An academic study published shows that despite years worth of research into the woeful state of network traffic inspection equipment, vendors are still having issues in shipping appliances that don’t irrevocably break TLS encryption for the end user. Craig Young, Security Rresearcher at Tripwire commented below.
Craig Young, Security Researcher at Tripwire:
“TLS middle boxes were introduced to improve the performance and security of HTTPS connections but in an ironic twist of fate, more often than not, these systems are the weakest link in an otherwise secure chain.
One of the main problems is that many vendors in this space run their own custom TLS stacks rather than relying on well tested systems like OpenSSL or Microsoft’s SChannel. This custom code means that vendors have to invest considerable resources to keep their implementations up to date with the latest protocols, ciphers, and attack countermeasures. As it turns out, a proper and secure TLS/HTTPS implementation is non-trivial and most vendors do not have the resources to get it perfect resulting in industry-wide implementation failures like POODLE TLS and Return of Bleichenbacher’s Oracle Threat (ROBOT). ROBOT is a really great example of this as our research led to 16 different vulnerability advisories across more than a dozen vendors and the underlying vulnerability is something which was first described nearly 20 years earlier.

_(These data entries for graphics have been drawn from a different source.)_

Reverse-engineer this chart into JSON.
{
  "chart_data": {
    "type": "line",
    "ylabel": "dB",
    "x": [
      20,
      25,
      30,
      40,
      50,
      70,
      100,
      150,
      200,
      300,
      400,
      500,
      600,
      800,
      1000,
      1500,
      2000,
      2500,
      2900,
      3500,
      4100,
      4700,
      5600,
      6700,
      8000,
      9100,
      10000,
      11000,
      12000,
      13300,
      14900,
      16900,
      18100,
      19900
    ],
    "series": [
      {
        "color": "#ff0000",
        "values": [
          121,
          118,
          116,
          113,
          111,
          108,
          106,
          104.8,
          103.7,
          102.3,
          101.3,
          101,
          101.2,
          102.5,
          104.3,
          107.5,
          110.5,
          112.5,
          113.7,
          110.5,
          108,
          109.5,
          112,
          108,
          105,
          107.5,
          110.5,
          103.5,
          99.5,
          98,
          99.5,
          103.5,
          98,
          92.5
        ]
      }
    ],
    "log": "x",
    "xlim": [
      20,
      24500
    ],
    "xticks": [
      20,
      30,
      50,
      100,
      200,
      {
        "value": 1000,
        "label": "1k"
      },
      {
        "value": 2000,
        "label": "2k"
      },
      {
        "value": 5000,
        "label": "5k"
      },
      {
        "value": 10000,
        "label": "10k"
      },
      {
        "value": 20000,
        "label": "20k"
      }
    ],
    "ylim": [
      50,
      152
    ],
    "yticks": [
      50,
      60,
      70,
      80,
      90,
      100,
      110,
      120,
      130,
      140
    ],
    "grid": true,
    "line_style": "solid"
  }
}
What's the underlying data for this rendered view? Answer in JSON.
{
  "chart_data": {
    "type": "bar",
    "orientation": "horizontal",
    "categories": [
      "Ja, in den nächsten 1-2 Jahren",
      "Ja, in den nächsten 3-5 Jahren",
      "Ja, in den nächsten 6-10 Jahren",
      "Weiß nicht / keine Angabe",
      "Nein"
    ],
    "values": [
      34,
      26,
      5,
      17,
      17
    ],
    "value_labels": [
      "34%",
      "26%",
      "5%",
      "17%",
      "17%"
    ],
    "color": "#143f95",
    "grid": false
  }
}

Beyond security concerns, these middle boxes are also standing in the way of progress as the push toward perfect secrecy and strong encryption has been in conflict with these middle boxes deployed around the world. The only way TLSv1.3 was able to get out the door was by first manipulating the standards to look more like older protocols for the explicit reason of preventing HTTPS middle boxes from preventing access to TLSv1.3 enabled sites.